Over the years the program was attacked from all sides. I remember in the 1970s a loony DC Public Schools superintendent who railed against providing funding for a program that taught black kids "white" music. But somehow, the program managed to limp along on the financial equivalent of band-aids, duct tape, and chewing gum. The physical plant was decrepit even back then, and I'm surprised Coolidge High School hasn't collapsed on its own already. (A few weeks ago, they finally moved to new digs at the renovated Eastern High School on the other side of town.

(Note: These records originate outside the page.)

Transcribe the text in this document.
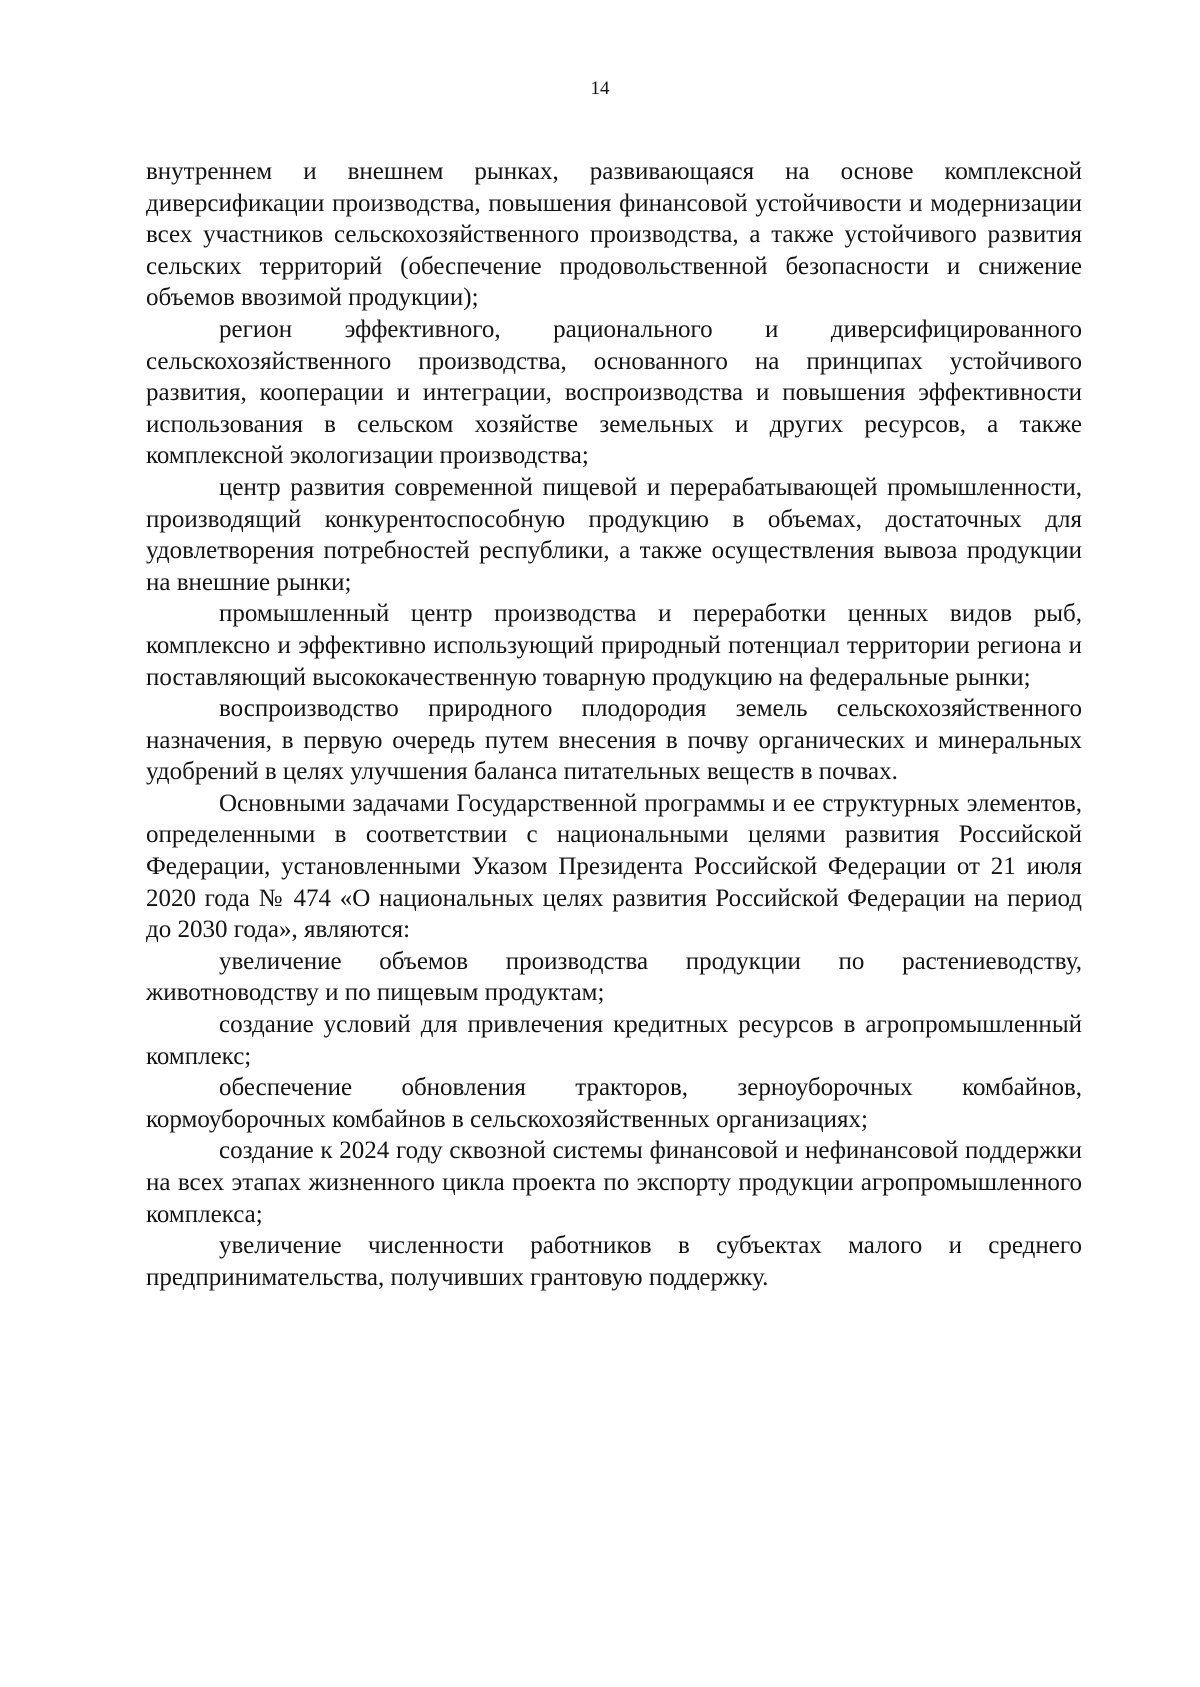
14

внутреннем и внешнем рынках, развивающаяся на основе комплексной диверсификации производства, повышения финансовой устойчивости и модернизации всех участников сельскохозяйственного производства, а также устойчивого развития сельских территорий (обеспечение продовольственной безопасности и снижение объемов ввозимой продукции);

регион эффективного, рационального и диверсифицированного сельскохозяйственного производства, основанного на принципах устойчивого развития, кооперации и интеграции, воспроизводства и повышения эффективности использования в сельском хозяйстве земельных и других ресурсов, а также комплексной экологизации производства;

центр развития современной пищевой и перерабатывающей промышленности, производящий конкурентоспособную продукцию в объемах, достаточных для удовлетворения потребностей республики, а также осуществления вывоза продукции на внешние рынки;

промышленный центр производства и переработки ценных видов рыб, комплексно и эффективно использующий природный потенциал территории региона и поставляющий высококачественную товарную продукцию на федеральные рынки;

воспроизводство природного плодородия земель сельскохозяйственного назначения, в первую очередь путем внесения в почву органических и минеральных удобрений в целях улучшения баланса питательных веществ в почвах.

Основными задачами Государственной программы и ее структурных элементов, определенными в соответствии с национальными целями развития Российской Федерации, установленными Указом Президента Российской Федерации от 21 июля 2020 года № 474 «О национальных целях развития Российской Федерации на период до 2030 года», являются:

увеличение объемов производства продукции по растениеводству, животноводству и по пищевым продуктам;

создание условий для привлечения кредитных ресурсов в агропромышленный комплекс;

обеспечение обновления тракторов, зерноуборочных комбайнов, кормоуборочных комбайнов в сельскохозяйственных организациях;

создание к 2024 году сквозной системы финансовой и нефинансовой поддержки на всех этапах жизненного цикла проекта по экспорту продукции агропромышленного комплекса;

увеличение численности работников в субъектах малого и среднего предпринимательства, получивших грантовую поддержку.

Though they desperately need a better building, there are a lot of happy memories in the old place, and I hope the new neighborhood is as hospitable as the old one was -- it's a bit sketchier over there.)

Preparation for the concert on the 21st was three three-hour rehearsals at the Kennedy Center -- and a memory lane trip, seeing people I hadn't seen in many years (including one guy I went to junior high with!). For some strange reason, everyone looked 40 years older than I remembered them looking.

There was a one-hour time restriction on the concert, so they programmed only a few short works: after "The Star-Spangled Banner" (which opened with a group of young violin students playing the tune without accompaniment) came Wagner's overture to Die Meistersinger, an arrangement of Gershwin's "Summertime," a new piece by a former orchestra member (John Christopher Wineglass's "Portrait in Themes"), the Andante from Hansen's Symphony No. 2, and "Nimrod" from Elgar's Enigma Variations.

Somehow the organizers wrangled the services of Marvin Hamlisch as MC and to conduct the Gershwin. The founder and longtime conductor and music director of the program, Lyn McLain, who retired in 2006 (and who is now 82 years old -- unbelievable), conducted the Hansen. Even though I was not in the inner circle back in the day and so never was chummy with him, Lyn was as familiar to me as a relative, a feeling I'm sure was shared by many of those who participated in this event. He has grown rather frail and is having trouble with his eyesight these days, but he rehearsed his piece meticulously and with his familiar down-to-earth demeanor of a jazz band leader (with wry whispers around the orchestra of, "He's still the same!").

The orchestra was excellent. There were so many great players there, and together we produced a magnificent sound. There's a video of the whole thing here (though unfortunately, the sound quality is terrible):

DC Youth Orchestra reunion concert (video)

Although I enjoyed playing in a large, very good orchestra for the first time in a long time, I was reminded of why it's not my favorite thing, either. Lost in the middle of a cello section, you can't hear yourself, and you have no say in how things are done or what musical decisions are made. Because this was an extremely short-term situation, these conditions didn't bother me, but I knew that for the long term, they would be onerous. However, this was altogether a stimulating experience, both from the musical standpoint and because it reconnected me with parts of my past.